Trevize éprouva un scrupule de conscience. La requête d’intimité de Joie avait mobilisé cet espace pour eux cinq et, de force, exilé le reste des Alphans à l’extérieur. Un certain nombre, toutefois, s’étaient installés à distance respectueuse des fenêtres (de simples ouvertures dans les murs, pas même garnies de rideaux), sans doute afin de mieux voir manger les étrangers.
Involontairement, il se demanda ce qu’il arriverait s’il se mettait à pleuvoir. Sans aucun doute, la pluie ne tombait qu’à l’endroit désiré, douce et légère, sans vent notable, jusqu’à ce que la quantité d’eau désirée soit obtenue. Trevize se dit qu’elle devait, qui plus est, certainement tomber à heure fixe, permettant ainsi aux Alphans de prendre leurs précautions.
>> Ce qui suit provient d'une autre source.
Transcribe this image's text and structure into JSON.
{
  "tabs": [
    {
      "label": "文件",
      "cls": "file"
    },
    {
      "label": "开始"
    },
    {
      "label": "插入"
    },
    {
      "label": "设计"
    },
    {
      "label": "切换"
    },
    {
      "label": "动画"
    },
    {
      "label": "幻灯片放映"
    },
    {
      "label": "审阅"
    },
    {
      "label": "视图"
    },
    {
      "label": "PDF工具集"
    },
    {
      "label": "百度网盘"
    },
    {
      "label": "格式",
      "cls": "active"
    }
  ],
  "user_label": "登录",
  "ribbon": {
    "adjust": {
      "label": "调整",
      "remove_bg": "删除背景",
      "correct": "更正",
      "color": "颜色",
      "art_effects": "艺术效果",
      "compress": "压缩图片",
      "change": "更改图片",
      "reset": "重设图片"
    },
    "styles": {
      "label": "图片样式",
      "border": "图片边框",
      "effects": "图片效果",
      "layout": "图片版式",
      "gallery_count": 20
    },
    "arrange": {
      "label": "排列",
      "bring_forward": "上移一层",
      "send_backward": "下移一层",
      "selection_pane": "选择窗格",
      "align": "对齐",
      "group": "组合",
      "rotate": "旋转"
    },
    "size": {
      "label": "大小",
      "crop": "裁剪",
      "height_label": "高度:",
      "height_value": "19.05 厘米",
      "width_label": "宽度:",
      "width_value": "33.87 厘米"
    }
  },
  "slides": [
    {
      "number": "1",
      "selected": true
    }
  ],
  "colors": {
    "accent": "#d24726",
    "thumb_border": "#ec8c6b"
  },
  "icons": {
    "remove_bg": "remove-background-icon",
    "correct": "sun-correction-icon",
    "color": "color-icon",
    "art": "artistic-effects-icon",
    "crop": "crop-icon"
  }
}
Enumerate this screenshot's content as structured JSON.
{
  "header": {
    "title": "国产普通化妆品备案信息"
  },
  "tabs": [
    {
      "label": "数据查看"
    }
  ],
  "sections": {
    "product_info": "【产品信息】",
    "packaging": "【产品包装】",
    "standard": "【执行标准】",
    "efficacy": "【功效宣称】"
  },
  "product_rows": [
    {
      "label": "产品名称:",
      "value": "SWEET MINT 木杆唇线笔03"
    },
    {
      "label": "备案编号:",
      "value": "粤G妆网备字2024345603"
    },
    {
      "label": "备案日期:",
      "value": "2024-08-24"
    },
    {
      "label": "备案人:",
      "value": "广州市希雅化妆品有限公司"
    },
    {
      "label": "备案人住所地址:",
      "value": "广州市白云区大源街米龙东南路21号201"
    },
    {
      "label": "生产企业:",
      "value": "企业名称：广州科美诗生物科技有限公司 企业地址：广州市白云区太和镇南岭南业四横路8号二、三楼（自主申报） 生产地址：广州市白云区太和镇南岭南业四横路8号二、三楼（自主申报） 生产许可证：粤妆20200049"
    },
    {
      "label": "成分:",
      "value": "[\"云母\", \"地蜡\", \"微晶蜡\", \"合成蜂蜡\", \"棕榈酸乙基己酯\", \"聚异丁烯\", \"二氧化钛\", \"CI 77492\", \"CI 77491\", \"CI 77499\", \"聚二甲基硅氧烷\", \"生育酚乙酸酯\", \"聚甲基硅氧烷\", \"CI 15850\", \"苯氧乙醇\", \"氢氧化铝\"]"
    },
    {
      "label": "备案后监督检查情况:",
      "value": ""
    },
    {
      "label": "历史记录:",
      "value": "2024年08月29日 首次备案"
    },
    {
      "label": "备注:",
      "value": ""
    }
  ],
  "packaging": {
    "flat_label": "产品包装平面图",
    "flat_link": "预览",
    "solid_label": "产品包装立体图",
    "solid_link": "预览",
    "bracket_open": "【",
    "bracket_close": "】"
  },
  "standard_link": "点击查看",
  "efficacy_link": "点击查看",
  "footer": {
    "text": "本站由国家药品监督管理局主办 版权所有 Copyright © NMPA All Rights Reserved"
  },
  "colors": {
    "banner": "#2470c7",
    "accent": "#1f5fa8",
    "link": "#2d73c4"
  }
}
La fenêtre devant lui donnait sur la mer et très loin, à l’horizon, il lui sembla distinguer un banc de nuages analogues à ceux qui recouvraient presque uniformément le ciel partout ailleurs que sur ce minuscule carré d’Eden.
La maîtrise du temps avait ses avantages. Enfin, une jeune femme vint les servir sur la pointe des pieds. On ne leur avait pas demandé de choisir mais on déposa devant eux un petit verre de lait, un autre, plus grand, de jus de raisin, et un troisième, plus grand encore, rempli d’eau. Chaque convive avait droit à deux gros œufs pochés, accompagnés de lamelles de fromage à pâte blanche, ainsi qu’à une bonne assiette de poisson grillé garni de petites pommes de terre sautées et servies sur des feuilles bien vertes de laitue fraîche.
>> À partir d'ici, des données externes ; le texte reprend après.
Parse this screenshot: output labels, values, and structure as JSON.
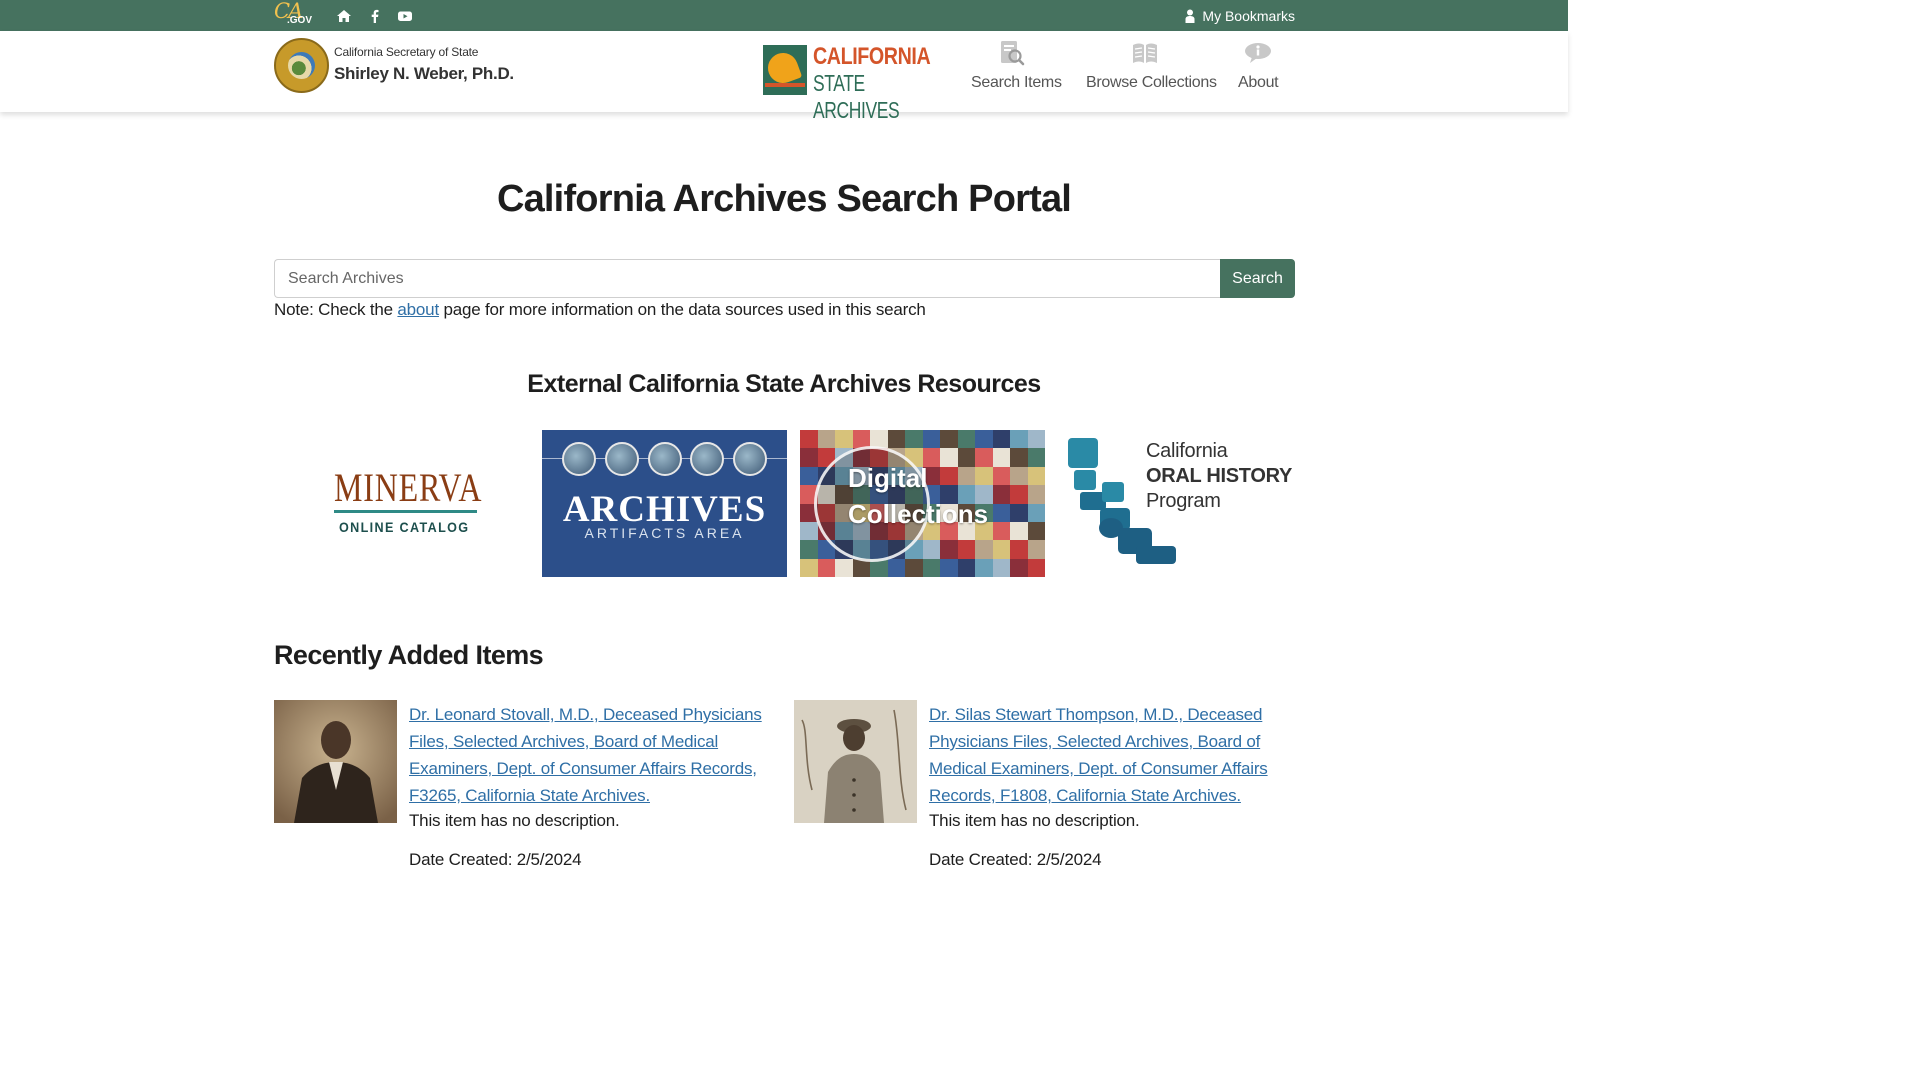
{
  "utility_bar": {
    "ca_gov_logo": "CA.GOV",
    "icons": [
      "home-icon",
      "facebook-icon",
      "youtube-icon"
    ],
    "bookmarks_label": "My Bookmarks",
    "background_color": "#46725f"
  },
  "header": {
    "sos_title": "California Secretary of State",
    "sos_name": "Shirley N. Weber, Ph.D.",
    "brand_line1": "CALIFORNIA",
    "brand_line2": "STATE ARCHIVES",
    "nav": [
      {
        "label": "Search Items",
        "icon": "search-document-icon"
      },
      {
        "label": "Browse Collections",
        "icon": "open-book-icon"
      },
      {
        "label": "About",
        "icon": "info-bubble-icon"
      }
    ]
  },
  "main": {
    "title": "California Archives Search Portal",
    "search": {
      "placeholder": "Search Archives",
      "value": "",
      "button_label": "Search"
    },
    "note": {
      "prefix": "Note: Check the ",
      "link": "about",
      "suffix": " page for more information on the data sources used in this search"
    },
    "external_title": "External California State Archives Resources",
    "resources": [
      {
        "line1": "MINERVA",
        "line2": "ONLINE CATALOG"
      },
      {
        "line1": "ARCHIVES",
        "line2": "ARTIFACTS AREA"
      },
      {
        "line1": "Digital",
        "line2": "Collections"
      },
      {
        "line1": "California",
        "line2": "ORAL HISTORY",
        "line3": "Program"
      }
    ],
    "recent_title": "Recently Added Items",
    "recent_items": [
      {
        "title": "Dr. Leonard Stovall, M.D., Deceased Physicians Files, Selected Archives, Board of Medical Examiners, Dept. of Consumer Affairs Records, F3265, California State Archives.",
        "description": "This item has no description.",
        "date": "Date Created: 2/5/2024"
      },
      {
        "title": "Dr. Silas Stewart Thompson, M.D., Deceased Physicians Files, Selected Archives, Board of Medical Examiners, Dept. of Consumer Affairs Records, F1808, California State Archives.",
        "description": "This item has no description.",
        "date": "Date Created: 2/5/2024"
      }
    ]
  },
  "colors": {
    "accent_green": "#46725f",
    "link_blue": "#2f6fa6",
    "brand_orange": "#d4552a"
  }
}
Joie contempla non sans un certain désarroi l’étalage de victuailles disposé devant elle, manifestement incapable de décider par où commencer. Fallom n’eut pas les mêmes hésitations : elle but avidement le jus de raisin, avec tous les signes d’une évidente satisfaction, puis engloutit le poisson et les pommes de terre. Elle les aurait bien mangés avec les doigts si Joie ne lui avait pas tendu une grande cuiller à l’extrémité dentelée qui pouvait également tenir lieu de fourchette.
Pelorat eut un sourire de satisfaction puis attaqua lui aussi ses œufs sans plus tarder.
« Ah ! savoir enfin à quoi ressemblent de vrais œufs », dit Trevize avant de faire de même.
Oubliant elle-même son petit déjeuner, toute à son plaisir de voir les autres se régaler (car même Joie s’y était mise, avec une évidente gourmandise), Hiroko leur demanda : « Est-ce bon ?
— C’est bon, confirma Trevize, la bouche pleine. Apparemment, vous ne connaissez pas de pénurie de nourriture sur cette île… ou bien nous servez-vous plus que de coutume, par politesse ? »
Hiroko l’écouta, le regard attentif, et parut saisir le sens de ses paroles car elle répondit : « Non, non, respecté seigneur. Notre terre est généreuse, notre mer plus encore. Nos canards donnent des œufs, nos chèvres du fromage et du lait. Et puis il y a nos céréales. Par-dessus tout, nos eaux sont remplies d’innombrables variétés de poissons en quantités incalculables. L’Empire tout entier pourrait manger à notre table sans épuiser le poisson de notre océan. »
Trevize eut un sourire discret. A l’évidence, la jeune Alphane n’avait pas la moindre idée de la taille véritable de la Galaxie.
Il lui demanda : « Vous appelez cette île Nouvelle-Terre, Hiroko. Dans ce cas, où pourrait donc se situer l’Ancienne ? »
Elle le regarda, ahurie. « L’Ancienne Terre, dis-tu ? J’implore ton pardon, estimé seigneur. Je n’entends point ce que tu veux dire. »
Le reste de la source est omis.